Efficient Image Deblurring Networks based on Diffusion Models
Kang Chen, Yuanjie Liu
TL;DR
This work tackles high-resolution defocus and motion deblurring under memory constraints by introducing Swintormer, a Sliding Window Transformer that integrates diffusion-model latent priors to guide restoration. It achieves linear-complexity attention via Shifted Windows-Dconv Attention and leverages a latent diffusion model (LDM) to generate prior features $z_0$ in latent space, fed into a diffusion-guided deblurring pipeline trained with both $L_1$ and perceptual losses. The method delivers state-of-the-art results on RealDOF, DPDD, and GoPro datasets, while dramatically reducing per-iteration MACs from 140.35 GMACs to 8.02 GMACs, enabling high-quality deblurring on memory-limited devices. An ablation study confirms the efficacy of diffusion priors, windowing strategies, and a training/inference consistency pre-processing scheme, and code is released for reproducibility at the provided repository.
Abstract
This article presents a sliding window model for defocus deblurring, named Swintormer, which achieves the best performance to date with remarkably low memory usage. This method utilizes a diffusion model to generate latent prior features, aiding in the restoration of more detailed images. Additionally, by adapting the sliding window strategy, it incorporates specialized Transformer blocks to enhance inference efficiency. The adoption of this new approach has led to a substantial reduction in Multiply-Accumulate Operations (MACs) per iteration, drastically cutting down memory requirements.
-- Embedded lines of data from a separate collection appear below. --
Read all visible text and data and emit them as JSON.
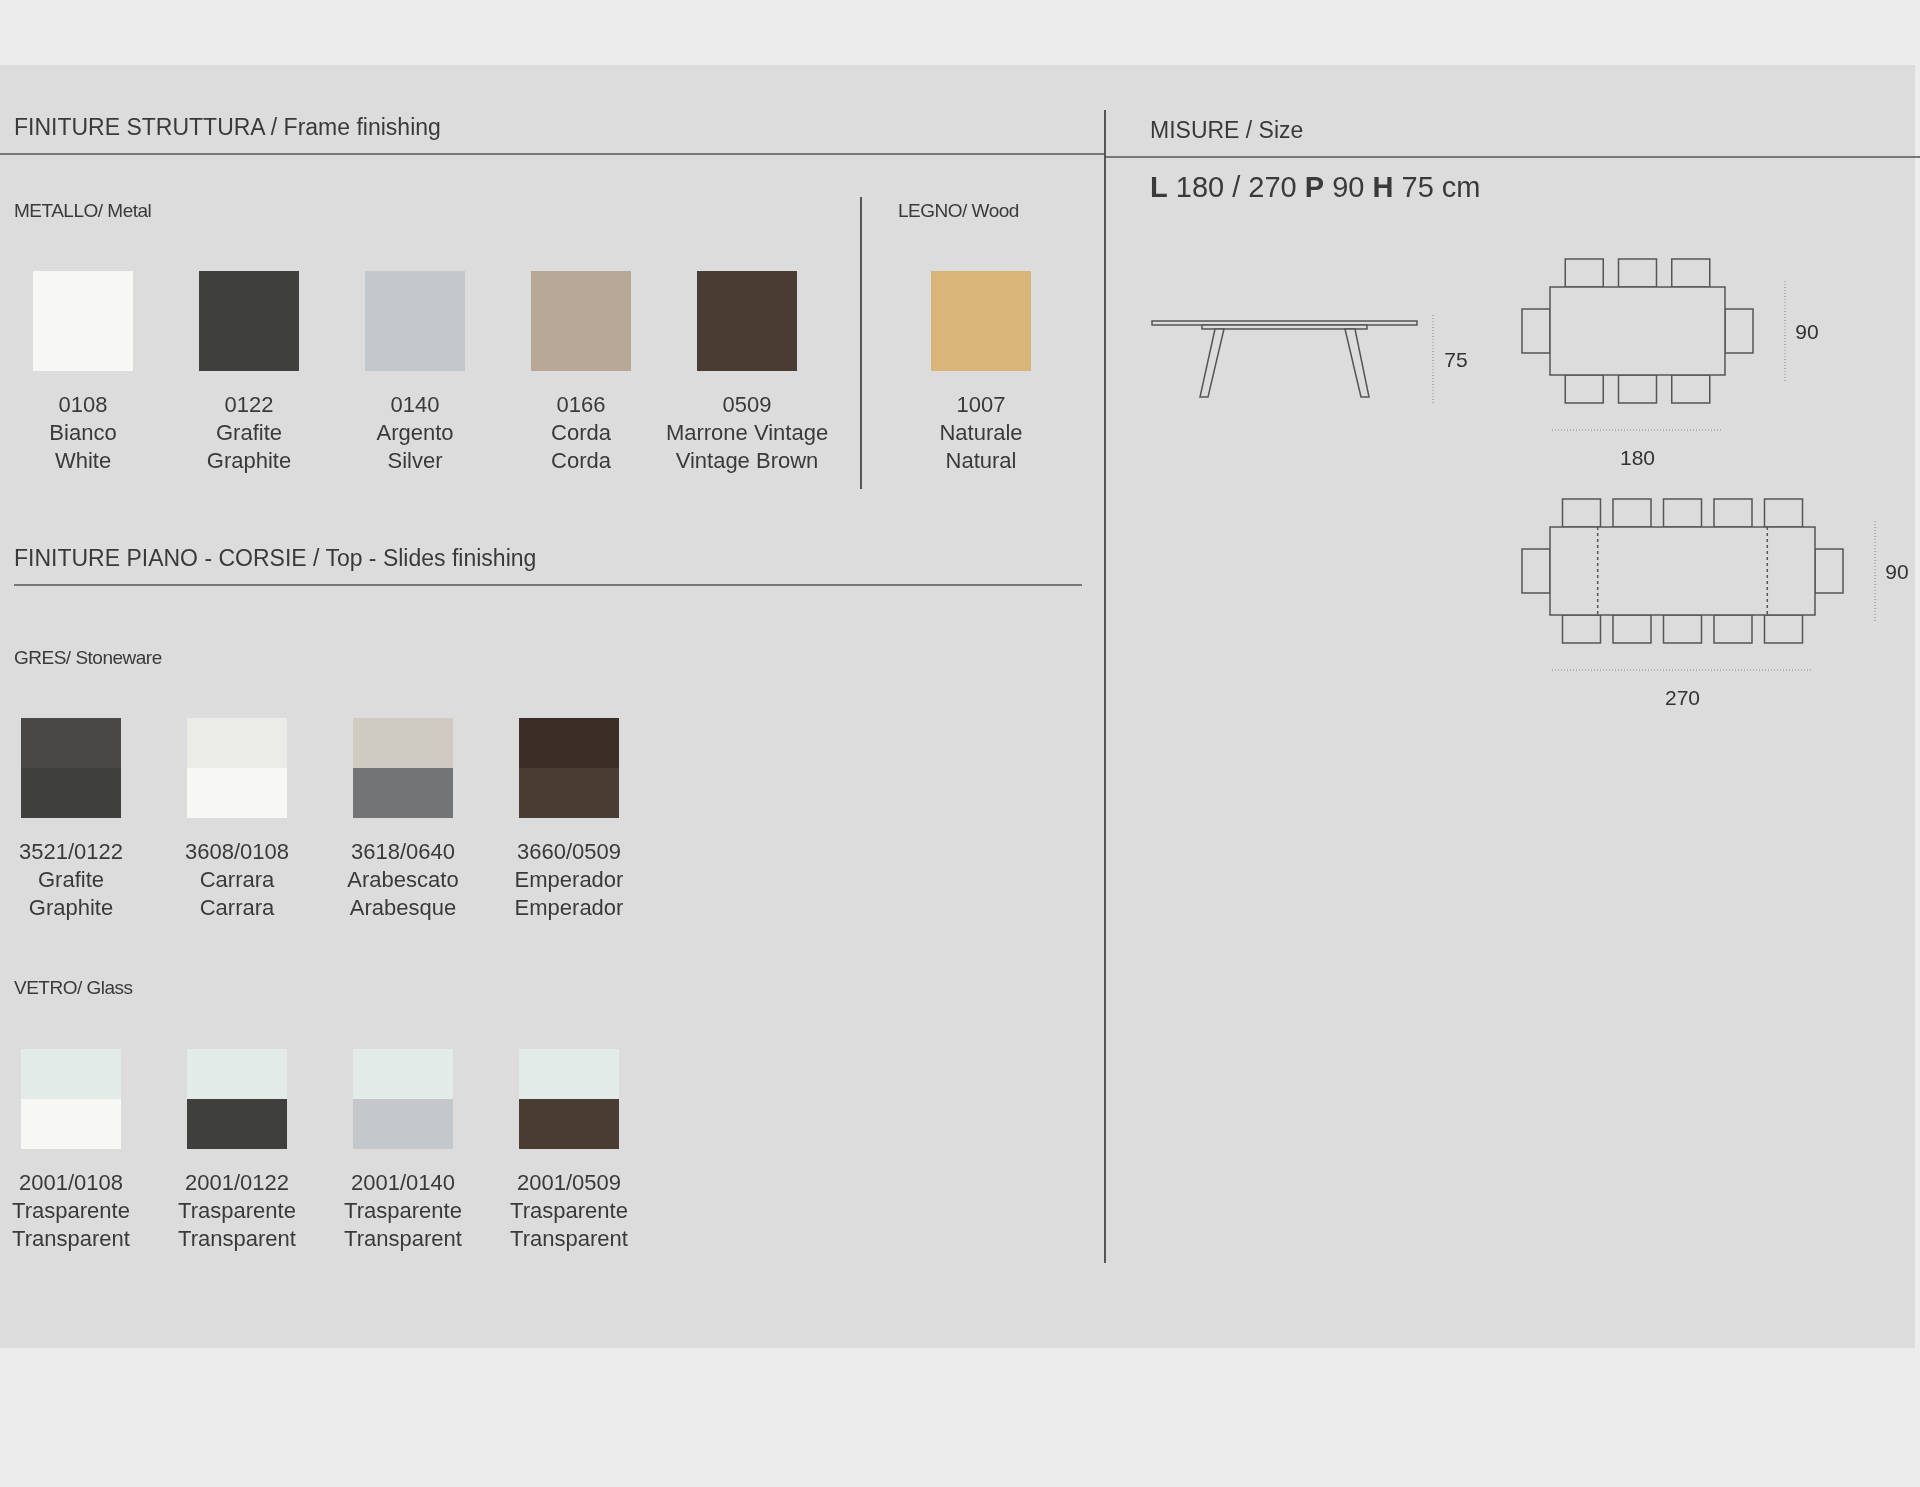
{
  "frame_finishing": {
    "title": "FINITURE STRUTTURA / Frame finishing",
    "groups": [
      {
        "title": "METALLO/ Metal",
        "swatches": [
          {
            "code": "0108",
            "name_it": "Bianco",
            "name_en": "White",
            "color": "#f7f7f5"
          },
          {
            "code": "0122",
            "name_it": "Grafite",
            "name_en": "Graphite",
            "color": "#3f3f3d"
          },
          {
            "code": "0140",
            "name_it": "Argento",
            "name_en": "Silver",
            "color": "#c5c8ca"
          },
          {
            "code": "0166",
            "name_it": "Corda",
            "name_en": "Corda",
            "color": "#b7a796"
          },
          {
            "code": "0509",
            "name_it": "Marrone Vintage",
            "name_en": "Vintage Brown",
            "color": "#483c33"
          }
        ]
      },
      {
        "title": "LEGNO/ Wood",
        "swatches": [
          {
            "code": "1007",
            "name_it": "Naturale",
            "name_en": "Natural",
            "color": "#d8b67a"
          }
        ]
      }
    ]
  },
  "top_finishing": {
    "title": "FINITURE PIANO - CORSIE / Top - Slides finishing",
    "groups": [
      {
        "title": "GRES/ Stoneware",
        "swatches": [
          {
            "code": "3521/0122",
            "name_it": "Grafite",
            "name_en": "Graphite",
            "top_half": {
              "color": "#4a4846"
            },
            "color": "#3f3f3d"
          },
          {
            "code": "3608/0108",
            "name_it": "Carrara",
            "name_en": "Carrara",
            "top_half": {
              "color": "#ebebe7"
            },
            "color": "#f7f7f5"
          },
          {
            "code": "3618/0640",
            "name_it": "Arabescato",
            "name_en": "Arabesque",
            "top_half": {
              "color": "#cfcbc3"
            },
            "color": "#727476"
          },
          {
            "code": "3660/0509",
            "name_it": "Emperador",
            "name_en": "Emperador",
            "top_half": {
              "color": "#3a2e26"
            },
            "color": "#483c33"
          }
        ]
      },
      {
        "title": "VETRO/ Glass",
        "swatches": [
          {
            "code": "2001/0108",
            "name_it": "Trasparente",
            "name_en": "Transparent",
            "top_half": {
              "color": "#e3ebe8"
            },
            "color": "#f7f7f5"
          },
          {
            "code": "2001/0122",
            "name_it": "Trasparente",
            "name_en": "Transparent",
            "top_half": {
              "color": "#e3ebe8"
            },
            "color": "#3f3f3d"
          },
          {
            "code": "2001/0140",
            "name_it": "Trasparente",
            "name_en": "Transparent",
            "top_half": {
              "color": "#e3ebe8"
            },
            "color": "#c5c8ca"
          },
          {
            "code": "2001/0509",
            "name_it": "Trasparente",
            "name_en": "Transparent",
            "top_half": {
              "color": "#e3ebe8"
            },
            "color": "#483c33"
          }
        ]
      }
    ]
  },
  "size": {
    "title": "MISURE / Size",
    "dimensions": "**L** 180 / 270 **P** 90 **H** 75 cm",
    "drawings": [
      {
        "kind": "side",
        "height_label": "75"
      },
      {
        "kind": "top",
        "width_label": "180",
        "depth_label": "90"
      },
      {
        "kind": "extended",
        "width_label": "270",
        "depth_label": "90"
      }
    ]
  }
}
In comparison to the currently leading GRL method, our Swintormer model significantly reduces the computational load that must depend on memory capacity, from 140.35 GMACs to 8.02 GMACs, while improving the Peak Signal-to-Noise Ratio (PSNR) for defocus deblurring from 27.04 dB to 27.07 dB. This innovative technique enables the processing of higher resolution images on memory-limited devices, vastly broadening potential application scenarios. The article wraps up with an ablation study, offering a comprehensive examination of how each network module contributes to the final performance.The source code and model will be available at the following website: https://github.com/bnm6900030/swintormer.